North Korea remains willing to hold dialogue with the United States “anytime and in any format”, Vice Foreign Minister Kim Kye-gwan said.
“Our commitment to doing our best for the sake of peace and stability for the world and the Korean Peninsula remains unchanged, and we are open-minded in giving time and opportunity to the U.S.,” Kim said in a statement carried by the North’s state-run KCNA news agency.
The report was published hours after U.S. President Donald Trump abandoned his plan to meet North Korean leader Kim Jong-un for denuclearization talks in Singapore on June 12, blaming the latter’s “tremendous anger and open hostility”.
Pyongyang had returned to threats of nuclear war via another senior official Thursday, warning Washington that the U.S. should back away from its insistence that the North agree to complete, verifiable and irreversible denuclearization.
“The tremendous anger and open hostility that President Trump mentioned is just a backlash in response to a unilateral denuclearization being pushed ahead of the planned North-U.S. summit,” Vice Minister Kim explained.

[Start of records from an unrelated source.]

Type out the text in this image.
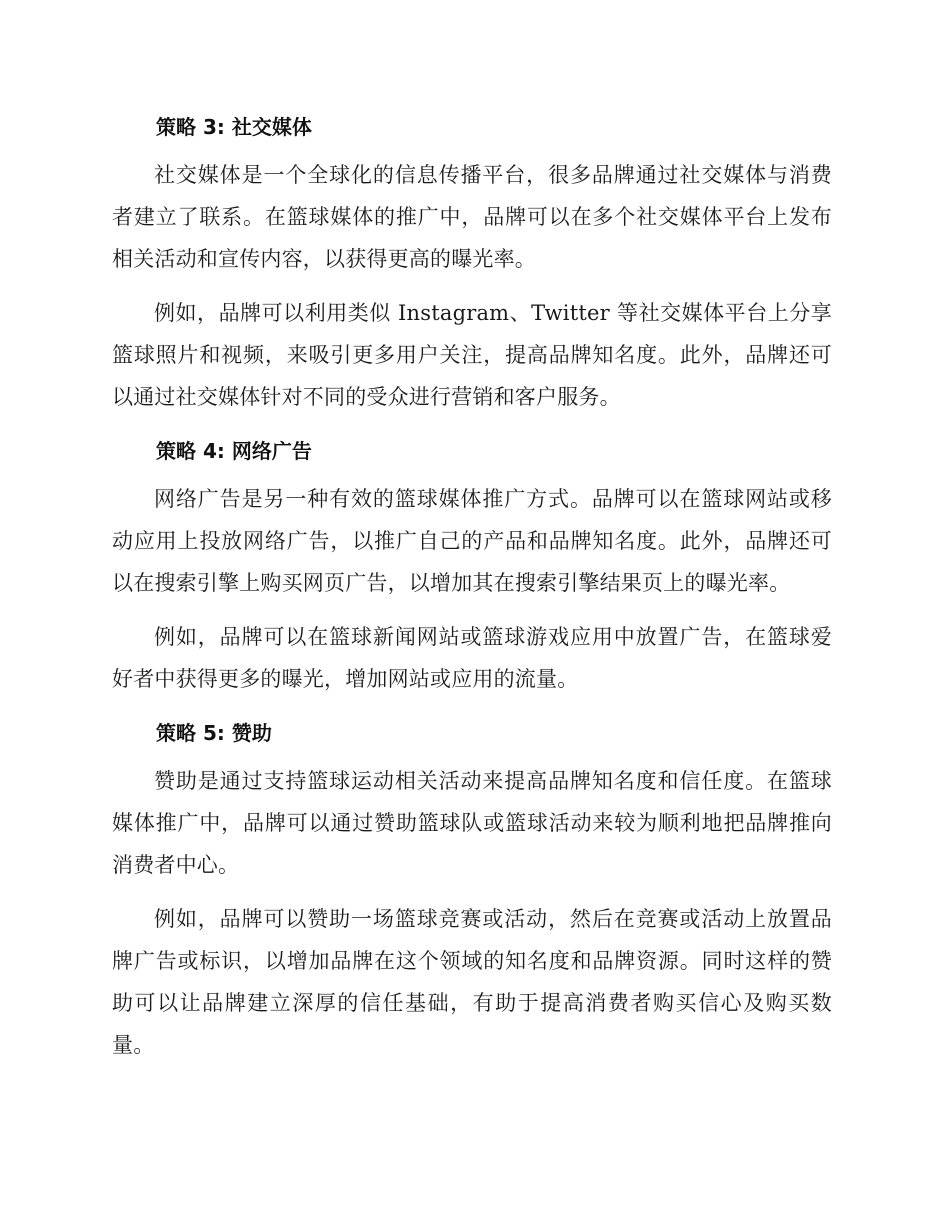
策略 3: 社交媒体

社交媒体是一个全球化的信息传播平台，很多品牌通过社交媒体与消费者建立了联系。在篮球媒体的推广中，品牌可以在多个社交媒体平台上发布相关活动和宣传内容，以获得更高的曝光率。

例如，品牌可以利用类似 Instagram、Twitter 等社交媒体平台上分享篮球照片和视频，来吸引更多用户关注，提高品牌知名度。此外，品牌还可以通过社交媒体针对不同的受众进行营销和客户服务。

策略 4: 网络广告

网络广告是另一种有效的篮球媒体推广方式。品牌可以在篮球网站或移动应用上投放网络广告，以推广自己的产品和品牌知名度。此外，品牌还可以在搜索引擎上购买网页广告，以增加其在搜索引擎结果页上的曝光率。

例如，品牌可以在篮球新闻网站或篮球游戏应用中放置广告，在篮球爱好者中获得更多的曝光，增加网站或应用的流量。

策略 5: 赞助

赞助是通过支持篮球运动相关活动来提高品牌知名度和信任度。在篮球媒体推广中，品牌可以通过赞助篮球队或篮球活动来较为顺利地把品牌推向消费者中心。

例如，品牌可以赞助一场篮球竞赛或活动，然后在竞赛或活动上放置品牌广告或标识，以增加品牌在这个领域的知名度和品牌资源。同时这样的赞助可以让品牌建立深厚的信任基础，有助于提高消费者购买信心及购买数量。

A separate KCNA report Friday celebrated the previous day’s demolition of North Korea’s nuclear test site as “a vivid manifestation of the [North Korean] government’s fixed peace-loving stand”.

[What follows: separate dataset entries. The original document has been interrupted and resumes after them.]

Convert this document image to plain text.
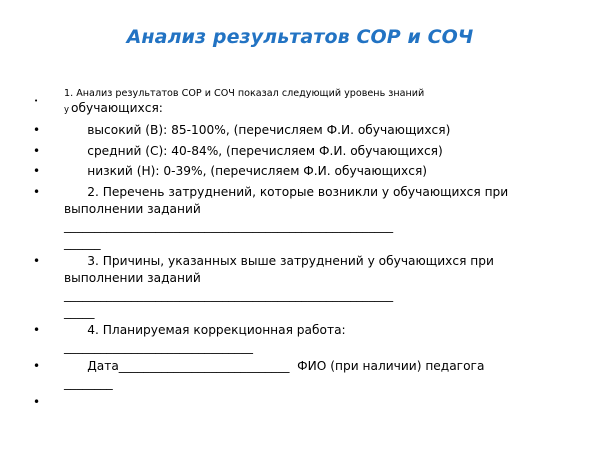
Анализ результатов СОР и СОЧ
•
1. Анализ результатов СОР и СОЧ показал следующий уровень знаний
у обучающихся:
• высокий (В): 85-100%, (перечисляем Ф.И. обучающихся)
• средний (С): 40-84%, (перечисляем Ф.И. обучающихся)
• низкий (Н): 0-39%, (перечисляем Ф.И. обучающихся)
• 2. Перечень затруднений, которые возникли у обучающихся при
выполнении заданий
______________________________________________________
______
• 3. Причины, указанных выше затруднений у обучающихся при
выполнении заданий
______________________________________________________
_____
• 4. Планируемая коррекционная работа:
_______________________________
• Дата____________________________  ФИО (при наличии) педагога
________
•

Meanwhile, South Korean President Moon Jae-in called on Trump and Kim to talk directly to avoid any communication mix-up.
“I am very perplexed and it is very regrettable that the North Korea-U.S. summit will not be held on June 12 when it was scheduled to be held,” Moon said at an emergency government meeting early Friday, according to local news agency Yonhap.
The South’s leader secured Kim’s promise to pursue peace and denuclearization at a breakthrough inter-Korean summit on April 27.
Moon was also in Washington earlier this week for talks apparently aimed at helping Trump prepare to meet his North Korean counterpart.